NATURALISMO
LA SCOPERTA DELLA REALTË

Nell’ultima stagione di quello che viene chiamato Gotico internazionale, agli inizi del XV secolo, nelle tavole dipinte, nelle miniature e nella scultura si iniziano a trovare con frequenza dettagli realistici, tracce evidenti di un’attenzione e di un atteggiamento nuovi nei confronti del mondo visibile, magari in contesti ancora pienamente “gotici”.

La Toscana e l’area borgognona-fiamminga furono le prime ad avviarsi su questa strada. In Toscana lo strumento ideale di accesso al mondo reale sarà individuato nel primo Quattrocento nella prospettiva lineare, nelle Fiandre invece la rappresentazione del mondo sensibile passerà per la costruzione di uno spazio reso unitario dalla diffusione della luce.

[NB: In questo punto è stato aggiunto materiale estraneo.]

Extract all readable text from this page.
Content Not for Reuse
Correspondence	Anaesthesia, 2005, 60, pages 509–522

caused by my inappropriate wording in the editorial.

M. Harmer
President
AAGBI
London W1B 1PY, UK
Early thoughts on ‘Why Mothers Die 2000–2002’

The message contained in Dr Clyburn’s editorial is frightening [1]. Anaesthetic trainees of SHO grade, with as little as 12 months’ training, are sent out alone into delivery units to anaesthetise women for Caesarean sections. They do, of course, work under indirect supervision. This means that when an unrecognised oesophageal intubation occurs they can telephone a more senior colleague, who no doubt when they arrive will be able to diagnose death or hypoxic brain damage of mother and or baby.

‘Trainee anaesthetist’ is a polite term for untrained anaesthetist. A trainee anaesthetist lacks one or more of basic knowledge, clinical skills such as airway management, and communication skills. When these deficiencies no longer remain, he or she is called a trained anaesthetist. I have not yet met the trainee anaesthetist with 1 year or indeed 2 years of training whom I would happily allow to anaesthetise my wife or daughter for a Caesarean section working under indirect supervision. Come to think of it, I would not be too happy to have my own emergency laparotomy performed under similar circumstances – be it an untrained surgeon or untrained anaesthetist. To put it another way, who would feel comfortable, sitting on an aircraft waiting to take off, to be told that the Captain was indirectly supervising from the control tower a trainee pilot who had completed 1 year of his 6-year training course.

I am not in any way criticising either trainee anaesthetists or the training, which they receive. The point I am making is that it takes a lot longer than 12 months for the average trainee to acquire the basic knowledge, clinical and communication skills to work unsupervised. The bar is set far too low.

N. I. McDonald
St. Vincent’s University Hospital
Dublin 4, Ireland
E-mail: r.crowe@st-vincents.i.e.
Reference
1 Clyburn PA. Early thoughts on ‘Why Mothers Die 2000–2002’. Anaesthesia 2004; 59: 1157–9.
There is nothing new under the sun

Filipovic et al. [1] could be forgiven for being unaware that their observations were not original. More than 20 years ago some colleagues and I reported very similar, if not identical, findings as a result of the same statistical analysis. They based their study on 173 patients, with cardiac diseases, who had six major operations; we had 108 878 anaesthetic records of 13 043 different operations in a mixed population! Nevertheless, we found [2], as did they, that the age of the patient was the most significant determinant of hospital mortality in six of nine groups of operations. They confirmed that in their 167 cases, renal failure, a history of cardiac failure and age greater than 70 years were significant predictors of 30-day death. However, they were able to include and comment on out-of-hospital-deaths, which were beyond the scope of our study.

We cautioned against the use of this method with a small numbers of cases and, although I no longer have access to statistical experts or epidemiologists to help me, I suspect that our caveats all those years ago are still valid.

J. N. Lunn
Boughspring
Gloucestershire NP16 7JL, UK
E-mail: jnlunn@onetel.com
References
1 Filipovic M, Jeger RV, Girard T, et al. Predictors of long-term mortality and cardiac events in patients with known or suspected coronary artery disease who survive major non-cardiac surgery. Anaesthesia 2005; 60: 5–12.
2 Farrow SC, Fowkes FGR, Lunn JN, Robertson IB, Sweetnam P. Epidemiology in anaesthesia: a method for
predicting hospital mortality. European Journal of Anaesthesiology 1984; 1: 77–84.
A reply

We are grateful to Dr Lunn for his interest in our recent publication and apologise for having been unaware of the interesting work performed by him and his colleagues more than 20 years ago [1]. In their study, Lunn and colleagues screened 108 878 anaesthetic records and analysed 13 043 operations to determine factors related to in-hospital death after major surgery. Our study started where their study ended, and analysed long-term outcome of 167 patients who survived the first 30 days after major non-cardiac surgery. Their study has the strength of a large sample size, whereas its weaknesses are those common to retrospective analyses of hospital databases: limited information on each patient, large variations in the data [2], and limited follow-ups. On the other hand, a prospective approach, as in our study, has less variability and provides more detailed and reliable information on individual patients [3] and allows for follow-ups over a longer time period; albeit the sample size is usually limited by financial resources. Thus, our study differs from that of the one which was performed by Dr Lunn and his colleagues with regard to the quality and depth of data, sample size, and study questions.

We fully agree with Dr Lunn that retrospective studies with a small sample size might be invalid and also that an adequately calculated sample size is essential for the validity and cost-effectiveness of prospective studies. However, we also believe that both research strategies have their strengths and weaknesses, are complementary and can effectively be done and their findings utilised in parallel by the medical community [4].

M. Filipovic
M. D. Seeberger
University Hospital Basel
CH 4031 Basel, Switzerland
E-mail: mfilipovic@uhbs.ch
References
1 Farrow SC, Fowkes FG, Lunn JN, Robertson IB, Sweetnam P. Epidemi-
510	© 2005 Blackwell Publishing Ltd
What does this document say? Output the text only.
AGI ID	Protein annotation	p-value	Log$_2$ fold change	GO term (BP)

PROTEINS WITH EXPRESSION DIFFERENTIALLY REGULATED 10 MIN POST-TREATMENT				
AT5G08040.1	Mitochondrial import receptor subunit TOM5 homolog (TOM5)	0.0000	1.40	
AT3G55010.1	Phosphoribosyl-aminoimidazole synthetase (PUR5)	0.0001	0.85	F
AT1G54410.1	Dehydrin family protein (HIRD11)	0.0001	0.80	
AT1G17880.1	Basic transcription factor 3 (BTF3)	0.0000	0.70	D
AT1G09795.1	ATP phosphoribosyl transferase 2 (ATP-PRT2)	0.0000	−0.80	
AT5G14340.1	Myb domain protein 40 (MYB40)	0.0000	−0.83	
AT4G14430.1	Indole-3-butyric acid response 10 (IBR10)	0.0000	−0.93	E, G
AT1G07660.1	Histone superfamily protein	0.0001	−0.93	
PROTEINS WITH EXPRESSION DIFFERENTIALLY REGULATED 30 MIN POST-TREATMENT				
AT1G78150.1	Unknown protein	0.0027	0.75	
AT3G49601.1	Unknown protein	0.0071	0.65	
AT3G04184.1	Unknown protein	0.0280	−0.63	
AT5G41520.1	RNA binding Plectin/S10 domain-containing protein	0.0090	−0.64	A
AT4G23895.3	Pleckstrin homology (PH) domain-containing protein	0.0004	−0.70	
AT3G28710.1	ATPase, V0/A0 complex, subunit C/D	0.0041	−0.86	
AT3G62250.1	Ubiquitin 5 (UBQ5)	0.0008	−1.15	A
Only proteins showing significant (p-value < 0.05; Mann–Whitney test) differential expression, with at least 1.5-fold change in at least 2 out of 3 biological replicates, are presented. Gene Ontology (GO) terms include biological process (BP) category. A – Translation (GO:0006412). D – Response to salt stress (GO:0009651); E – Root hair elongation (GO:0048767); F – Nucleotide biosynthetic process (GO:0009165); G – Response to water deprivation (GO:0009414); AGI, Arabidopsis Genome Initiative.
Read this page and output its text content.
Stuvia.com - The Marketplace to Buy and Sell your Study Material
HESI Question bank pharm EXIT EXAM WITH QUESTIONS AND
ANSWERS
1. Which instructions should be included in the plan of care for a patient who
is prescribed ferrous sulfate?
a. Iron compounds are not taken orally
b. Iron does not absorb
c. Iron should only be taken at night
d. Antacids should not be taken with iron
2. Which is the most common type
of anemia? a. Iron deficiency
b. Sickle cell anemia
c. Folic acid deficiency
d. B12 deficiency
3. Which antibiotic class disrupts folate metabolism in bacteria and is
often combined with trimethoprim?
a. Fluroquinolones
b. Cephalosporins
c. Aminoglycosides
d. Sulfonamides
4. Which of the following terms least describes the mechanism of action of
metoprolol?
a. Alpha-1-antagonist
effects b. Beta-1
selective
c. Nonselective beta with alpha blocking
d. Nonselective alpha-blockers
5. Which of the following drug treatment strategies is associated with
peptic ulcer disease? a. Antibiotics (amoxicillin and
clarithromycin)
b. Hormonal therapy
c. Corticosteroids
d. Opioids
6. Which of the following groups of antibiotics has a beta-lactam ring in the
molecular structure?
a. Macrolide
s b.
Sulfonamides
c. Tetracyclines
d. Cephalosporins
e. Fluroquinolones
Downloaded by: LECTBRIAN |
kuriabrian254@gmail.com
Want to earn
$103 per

La prima strada faceva appello alla concezione di un ordine razionale della natura, che andava compresa e riorganizzata attraverso una ridefinizione geometrica e volumetrica dei rapporti spaziali; l’altra procedeva su un percorso più empirico e sensibile agli effetti illusionistici, alla ricerca di una credibile rappresentazione della densità atmosferica, degli aspetti superficiali della materia, degli effetti di luce e di ombra che l’occhio percepisce nella sua esperienza quotidiana. Due impostazioni diverse che avrebbero portato a esiti differenti, ma con un comune obiettivo di rappresentazione artistica, nell’ambito di quello che oggi chiamiamo naturalismo. Fu in quel periodo che, in Europa, iniziò l’avventura dell’arte come rappresentazione del reale: all’arte veniva affidato un compito che si sarebbe attuato lungo un percorso destinato ad arrivare fino alle avanguardie del Novecento.

Un comune obiettivo, dicevamo, e più condiviso di quanto a volte si pensa. Perché in Europa il linguaggio artistico ai primi del Quattrocento era già cosmopolita e transnazionale, grazie alla “portabilità” di altaroli, taccuini, codici miniati, arazzi (ma anche avori, e oreficerie) e a mediatori attivi negli scambi come Claus Sluter, Melchior Broederlam, Lorenzo Monaco, Gentile da Fabriano, Pisanello, il Maestro delle Ore Boucicaut, e i fratelli Limbourg, con i loro dettagli naturalistici inseriti in contesti spesso fiabeschi e a volte spazialmente improbabili. Una vicenda in cui va sottolineata la centralità del libro: mai come in questa straordinaria stagione creativa ogni ipotetica distinzione di rango o di ruolo fra pittore e miniatore cade e perde ogni senso logico.

Miniatore era il Maestro delle Ore Boucicaut (attivo a Parigi nel primo quarto del XV secolo ma probabilmente originario di Bruges, da alcuni identificato in Jacques Coene) il quale, nel volume miniato che, in mancanza di dati anagrafici più precisi, gli presta il nome (le Heures du Maréchal de Boucicaut, 1410-1415), presenta alcune scene in cui l’evento sacro, in primo piano, è realizzato secondo stilemi tradizionali, mentre nei fondali di contesto l’attenzione dell’artista per la realtà che lo circonda si fa evidente: pastori, paesani, pescatori, greggi, abitazioni rivelano una assoluta libertà creativa.